Q: So we aren't going to see you walking around in a shorts suit?

A: No, no, no. Or a sleeveless suit, those are classics [Laughter].

Q: Would you rather talk fashion with Anna Wintour, Puff Daddy or Tim Gunn?

A: Oh, Tim Gunn in a blink.

Q: Name some Twin Citians whose clean-as-a-whistle style you appreciate.

A: Jim Michaels at Hubert White, who's on the sales staff; almost the entire sales staff; Bob White, owner of Hubert White. Dorsey Whitney lawyer Cornell Moore — now that is a classy guy; nice guy, great sense of humor.

Q: Tommy Hilfiger says you should never wash your jeans. Agree or disagree?

A: I totally disagree. I don't think it was Tommy Hilfiger. I think it was the president of Levi jeans who said that. Maybe they both said that. But neither of those guys ever has to wash their jeans because they throw them away after two weeks. I think jeans needs to be washed because you want them a little snug.

Q: Gay Talese told Vanity Fair he doesn't own a pair of bluejeans. How many do you own?

A: What a mistake. I own about seven or eight pairs maybe. I cycle them. When jeans get too worn in the knees, they become work jeans. I spend a lot of time working around the house, I have hobbies and work in the garden.

Q: Any clothing designer with a dominating presence in your closet?

A: Probably Ermenegildo Zegna.

Q: Since you are a fashion icon …

A: [Long laugh. He almost can't stop laughing …]

Q: … What are some memorable reactions you've received?
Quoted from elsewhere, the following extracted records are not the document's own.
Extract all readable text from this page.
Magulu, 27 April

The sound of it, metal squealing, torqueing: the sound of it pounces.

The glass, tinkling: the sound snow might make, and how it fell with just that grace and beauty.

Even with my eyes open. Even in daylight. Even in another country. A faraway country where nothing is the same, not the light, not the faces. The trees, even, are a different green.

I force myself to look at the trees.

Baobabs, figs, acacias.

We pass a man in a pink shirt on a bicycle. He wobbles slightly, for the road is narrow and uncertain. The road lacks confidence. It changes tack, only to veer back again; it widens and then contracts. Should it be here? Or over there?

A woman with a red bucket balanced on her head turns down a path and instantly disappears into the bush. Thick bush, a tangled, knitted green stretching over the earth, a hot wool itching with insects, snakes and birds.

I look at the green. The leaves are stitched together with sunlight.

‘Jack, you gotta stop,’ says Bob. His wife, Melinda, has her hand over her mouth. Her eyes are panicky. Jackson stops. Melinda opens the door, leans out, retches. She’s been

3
A: I get a lot of reactions. It's surprised me sometimes. I've had this mustache since the early '70s. I've gone through stages where people look at me like I'm an alien. Right now when it's really trendy, I get these beautiful young people stopping me; it's happened in New York, Europe. The one I got the other day was, Mister, that is a righteous mustache, which I rather liked. Frankly, I think I work better when I think I look OK.

Q: What article of clothing about which are you most obsessed?
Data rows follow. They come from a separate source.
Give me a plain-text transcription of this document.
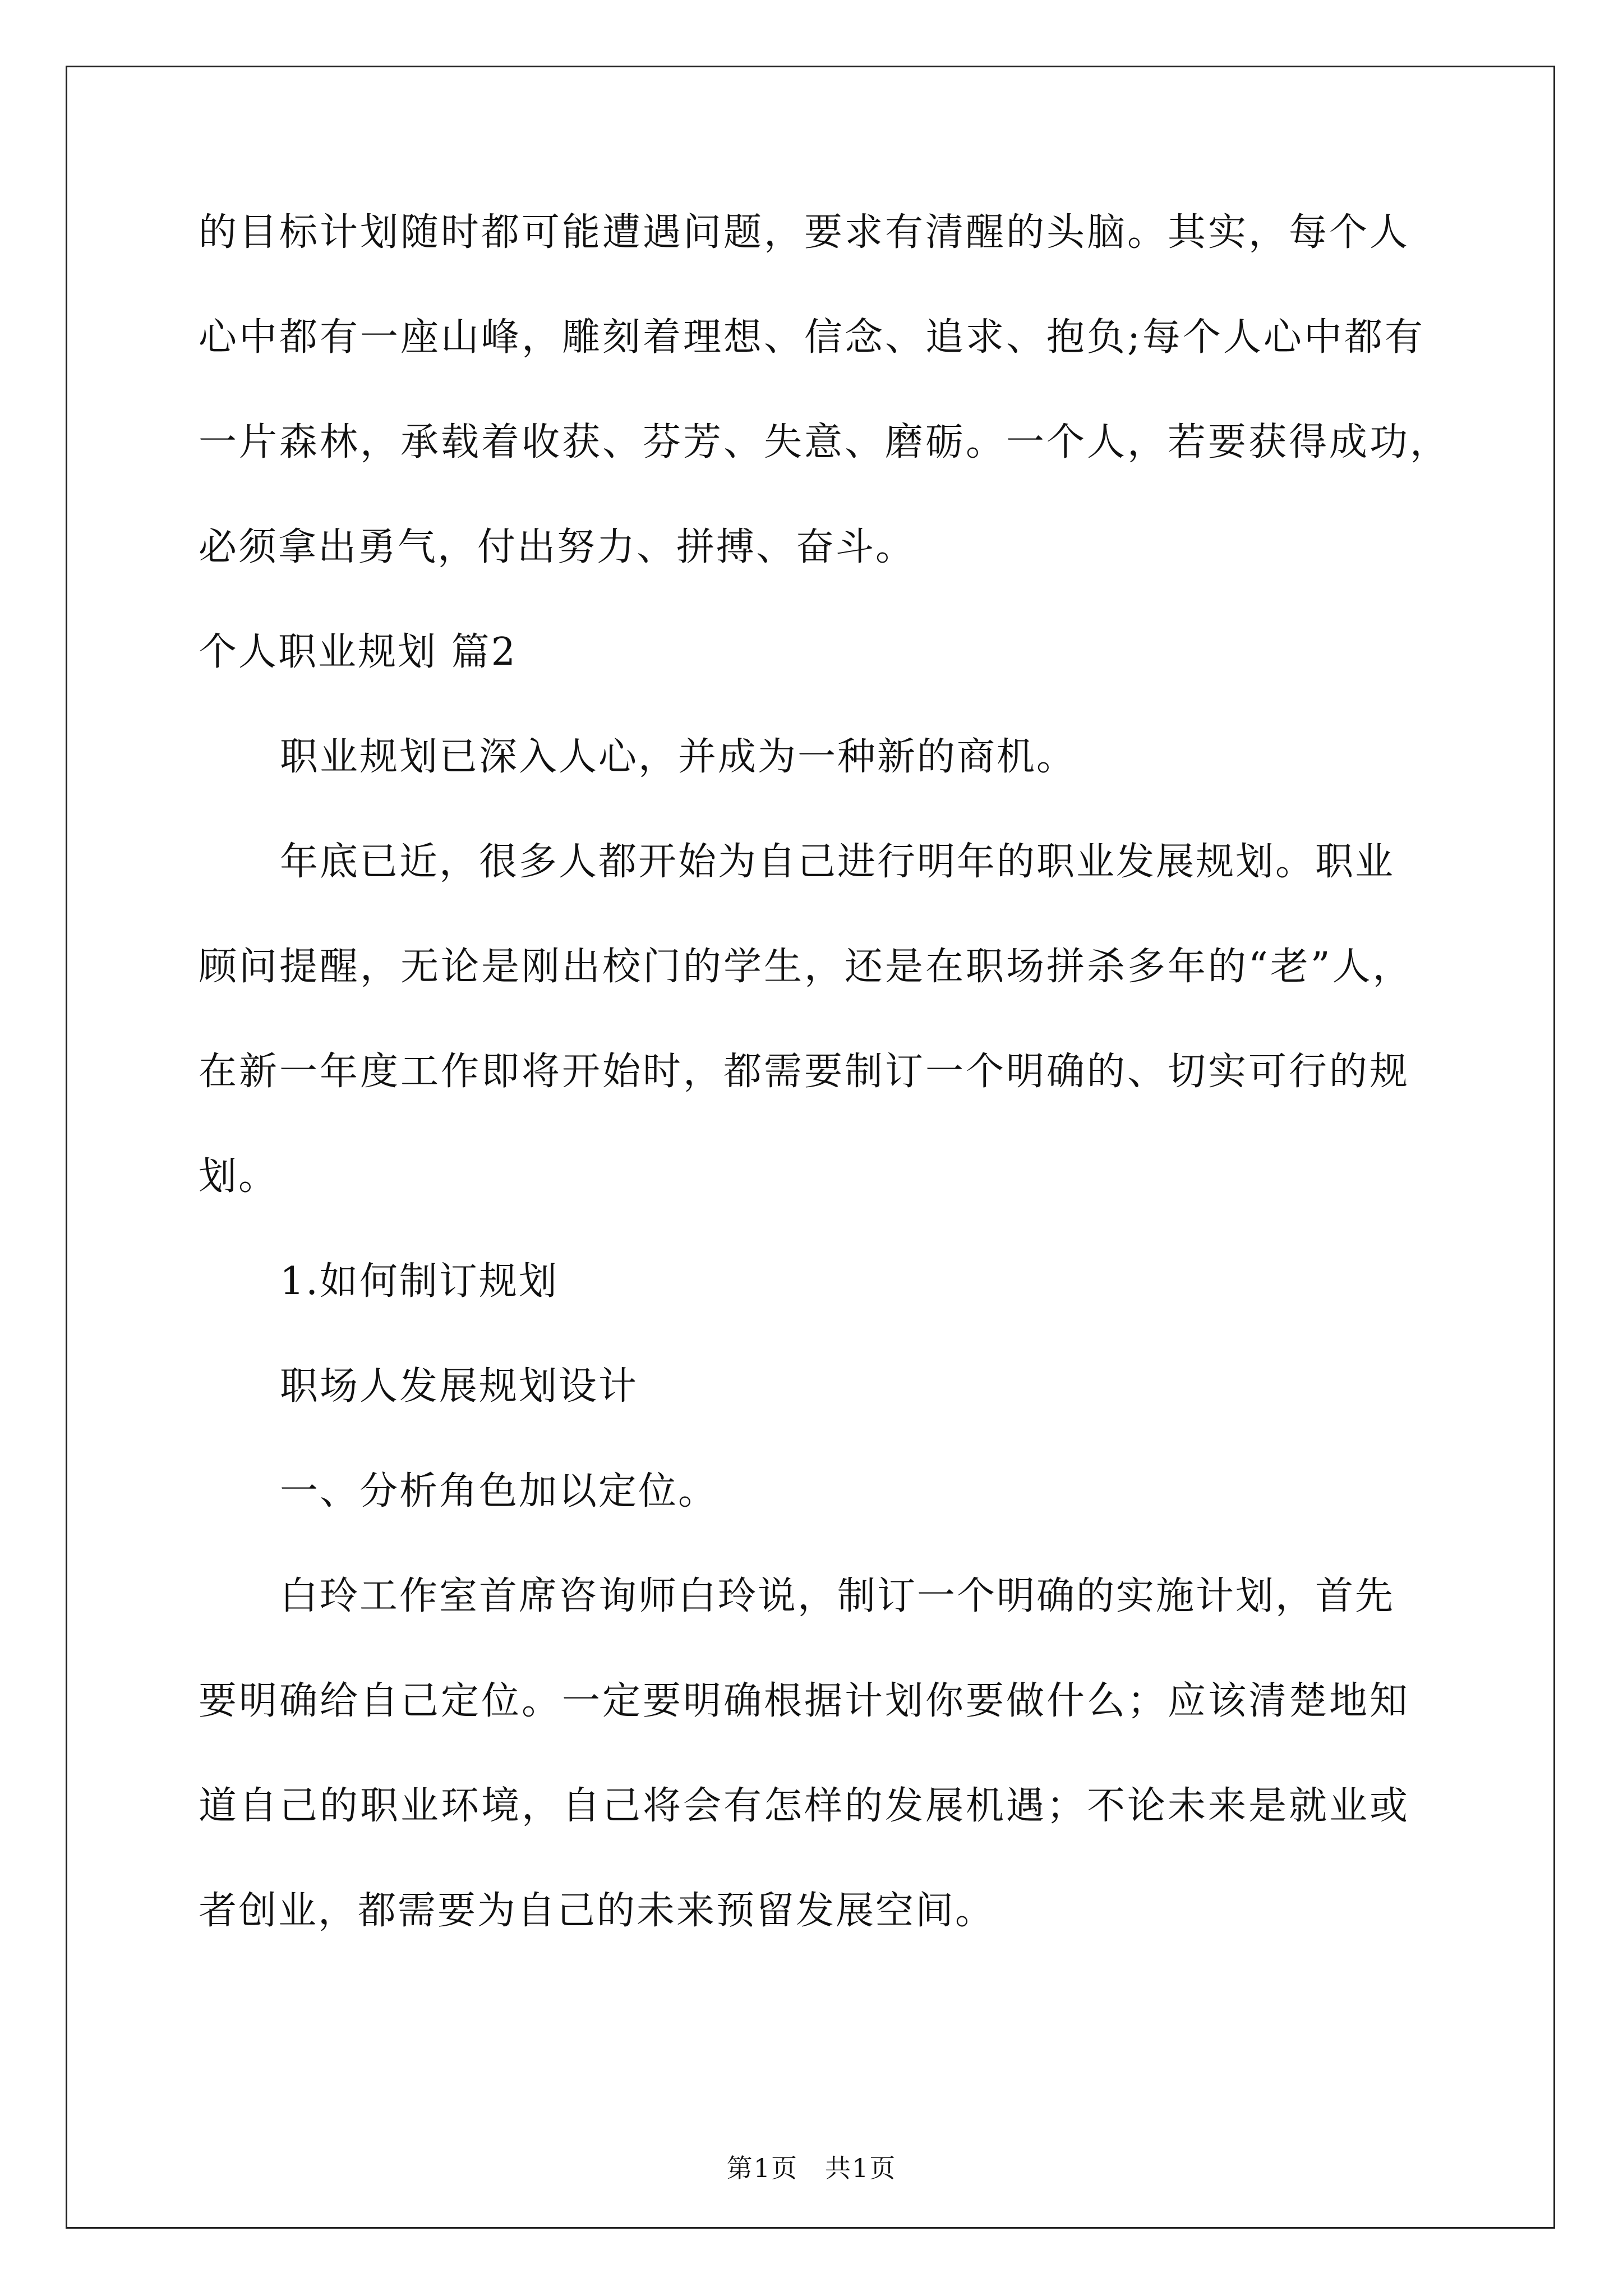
的目标计划随时都可能遭遇问题，要求有清醒的头脑。其实，每个人
心中都有一座山峰，雕刻着理想、信念、追求、抱负;每个人心中都有
一片森林，承载着收获、芬芳、失意、磨砺。一个人，若要获得成功，
必须拿出勇气，付出努力、拼搏、奋斗。
个人职业规划 篇2
职业规划已深入人心，并成为一种新的商机。
年底已近，很多人都开始为自己进行明年的职业发展规划。职业
顾问提醒，无论是刚出校门的学生，还是在职场拼杀多年的“老”人，
在新一年度工作即将开始时，都需要制订一个明确的、切实可行的规
划。
1.如何制订规划
职场人发展规划设计
一、分析角色加以定位。
白玲工作室首席咨询师白玲说，制订一个明确的实施计划，首先
要明确给自己定位。一定要明确根据计划你要做什么；应该清楚地知
道自己的职业环境，自己将会有怎样的发展机遇；不论未来是就业或
者创业，都需要为自己的未来预留发展空间。
第1页　共1页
A: [Lengthy laugh] Probably shoes. I like shoes.

Q: You've restrained yourself, there aren't that many here?

A: No, every time I buy a pair now, I have to get rid of a pair. I've run out of room! You haven't seen our cabin.

Q: Do you have a socks drawer?

A: I have a huge socks drawer and a little socks basket. I don't wear socks in the summer. My collection includes socks with mustaches on them, my daughter is always buying.
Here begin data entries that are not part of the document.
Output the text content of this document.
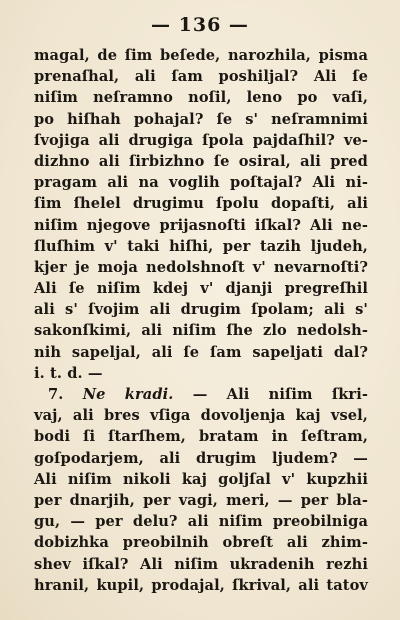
— 136 —
magal, de ſim beſede, narozhila, pisma
prenaſhal, ali ſam poshiljal? Ali ſe
niſim neſramno noſil, leno po vaſi,
po hiſhah pohajal? ſe s' neſramnimi
ſvojiga ali drugiga ſpola pajdaſhil? ve-
dizhno ali ſirbizhno ſe osiral, ali pred
pragam ali na voglih poſtajal? Ali ni-
ſim ſhelel drugimu ſpolu dopaſti, ali
niſim njegove prijasnoſti iſkal? Ali ne-
ſluſhim v' taki hiſhi, per tazih ljudeh,
kjer je moja nedolshnoſt v' nevarnoſti?
Ali ſe niſim kdej v' djanji pregreſhil
ali s' ſvojim ali drugim ſpolam; ali s'
sakonſkimi, ali niſim ſhe zlo nedolsh-
nih sapeljal, ali ſe ſam sapeljati dal?
i. t. d. —
7. Ne kradi. — Ali niſim ſkri-
vaj, ali bres vſiga dovoljenja kaj vsel,
bodi ſi ſtarſhem, bratam in ſeſtram,
goſpodarjem, ali drugim ljudem? —
Ali niſim nikoli kaj goljſal v' kupzhii
per dnarjih, per vagi, meri, — per bla-
gu, — per delu? ali niſim preobilniga
dobizhka preobilnih obreſt ali zhim-
shev iſkal? Ali niſim ukradenih rezhi
hranil, kupil, prodajal, ſkrival, ali tatov
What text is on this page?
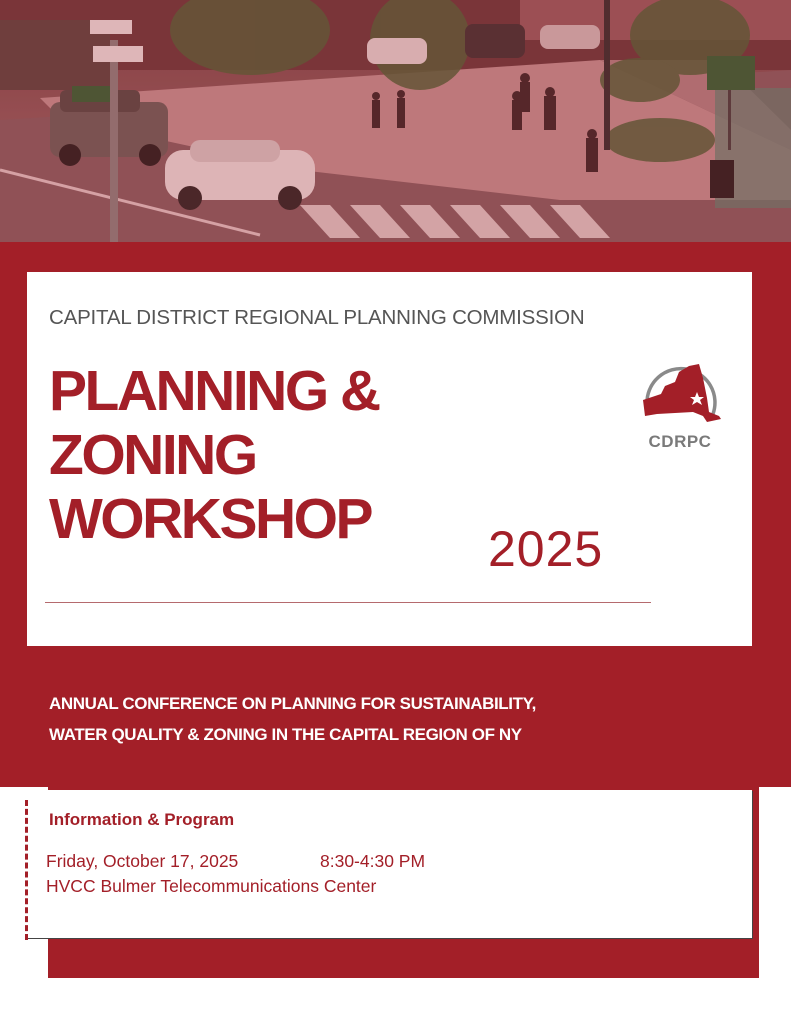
CAPITAL DISTRICT REGIONAL PLANNING COMMISSION
PLANNING &
ZONING
WORKSHOP 2025
CDRPC
ANNUAL CONFERENCE ON PLANNING FOR SUSTAINABILITY,
WATER QUALITY & ZONING IN THE CAPITAL REGION OF NY
Information & Program
Friday, October 17, 2025	8:30-4:30 PM
HVCC Bulmer Telecommunications Center
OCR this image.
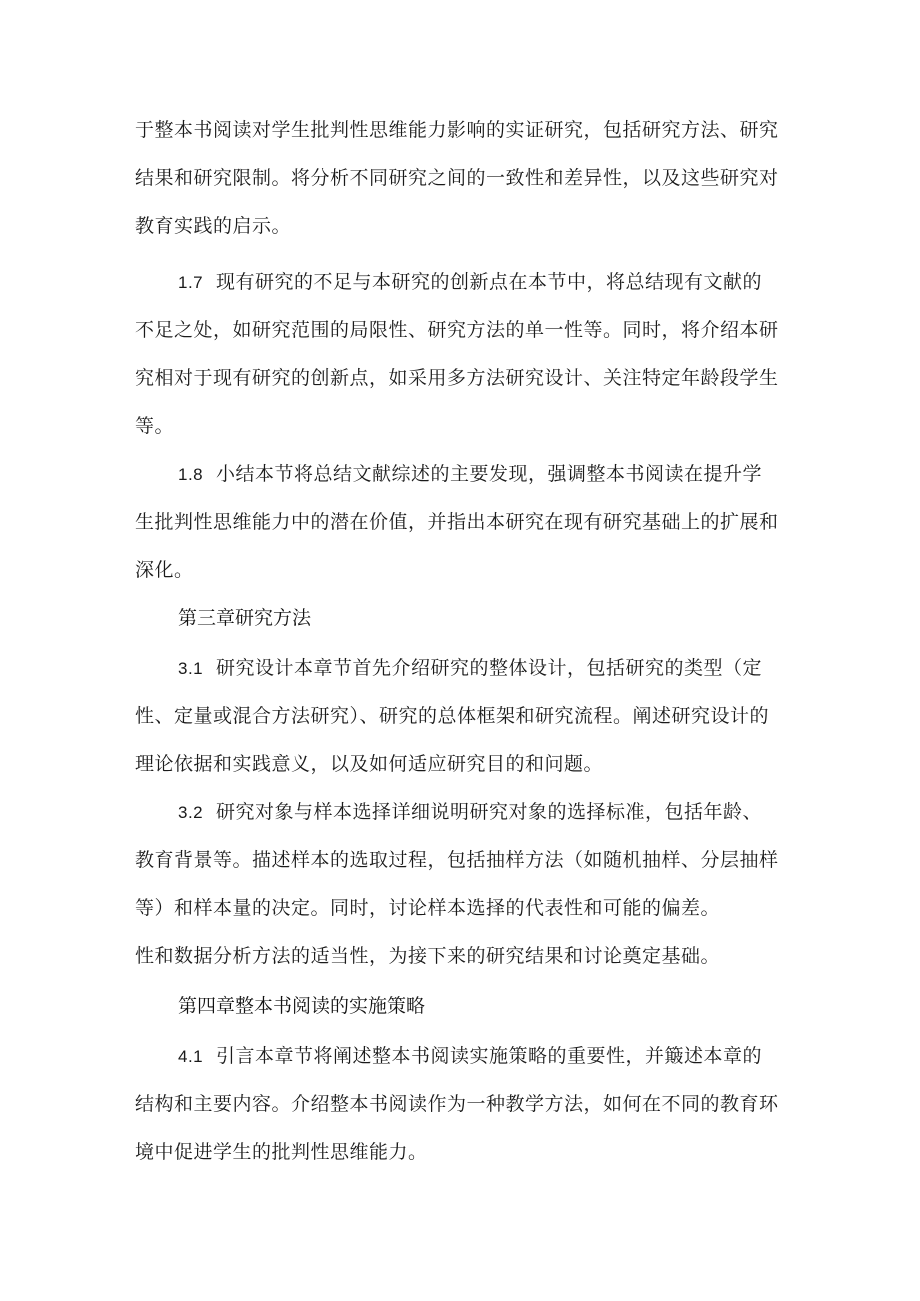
于整本书阅读对学生批判性思维能力影响的实证研究，包括研究方法、研究
结果和研究限制。将分析不同研究之间的一致性和差异性，以及这些研究对
教育实践的启示。
1.7 现有研究的不足与本研究的创新点在本节中，将总结现有文献的
不足之处，如研究范围的局限性、研究方法的单一性等。同时，将介绍本研
究相对于现有研究的创新点，如采用多方法研究设计、关注特定年龄段学生
等。
1.8 小结本节将总结文献综述的主要发现，强调整本书阅读在提升学
生批判性思维能力中的潜在价值，并指出本研究在现有研究基础上的扩展和
深化。
第三章研究方法
3.1 研究设计本章节首先介绍研究的整体设计，包括研究的类型（定
性、定量或混合方法研究）、研究的总体框架和研究流程。阐述研究设计的
理论依据和实践意义，以及如何适应研究目的和问题。
3.2 研究对象与样本选择详细说明研究对象的选择标准，包括年龄、
教育背景等。描述样本的选取过程，包括抽样方法（如随机抽样、分层抽样
等）和样本量的决定。同时，讨论样本选择的代表性和可能的偏差。
性和数据分析方法的适当性，为接下来的研究结果和讨论奠定基础。
第四章整本书阅读的实施策略
4.1 引言本章节将阐述整本书阅读实施策略的重要性，并簸述本章的
结构和主要内容。介绍整本书阅读作为一种教学方法，如何在不同的教育环
境中促进学生的批判性思维能力。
Q: Your wife is a woman after my own heart because she does not try to compete with you in the style department.

A: She likes comfort dressing. She's a classic dresser. As you can see from some of her clothes, she wears beautiful clothes. But she doesn't like to be out there.

Q: Does she enjoy your suggestions about what she should wear?

A: Yeah, I think she appreciates it. I rely on her almost every day: "Does this look OK?" And she's brutally honest, Oh, I think that's going a little far [Laughter].

Q: Did you and Cindie consciously raise a style icon/chef, your daughter Casey?

A: She is clearly a fashionista, as you once pointed out in your column. She was featured in Vogue magazine in Japan for walking down the streets of New York. She picked all that up on her own. She was on her merry way working on a degree in art history or theology and ended up a well-dressed chef in New York. She's a very talented line cook. She will be a chef.

Q: Can you cook anything?

A: I can cook anything. I was a little shy about soufflés until this past February. I took a weeklong boot camp at CIA (Culinary Institute of America) in bistro cooking and I just had a ball. It was wonderful. Now I feel quite adept at soufflés.

Q: Do you ever lose your temper?

A: Not very often. I could count not even on one hand the number of times I have in the last 10 years. My parents were really optimistic people and we always went through life with our glasses half full.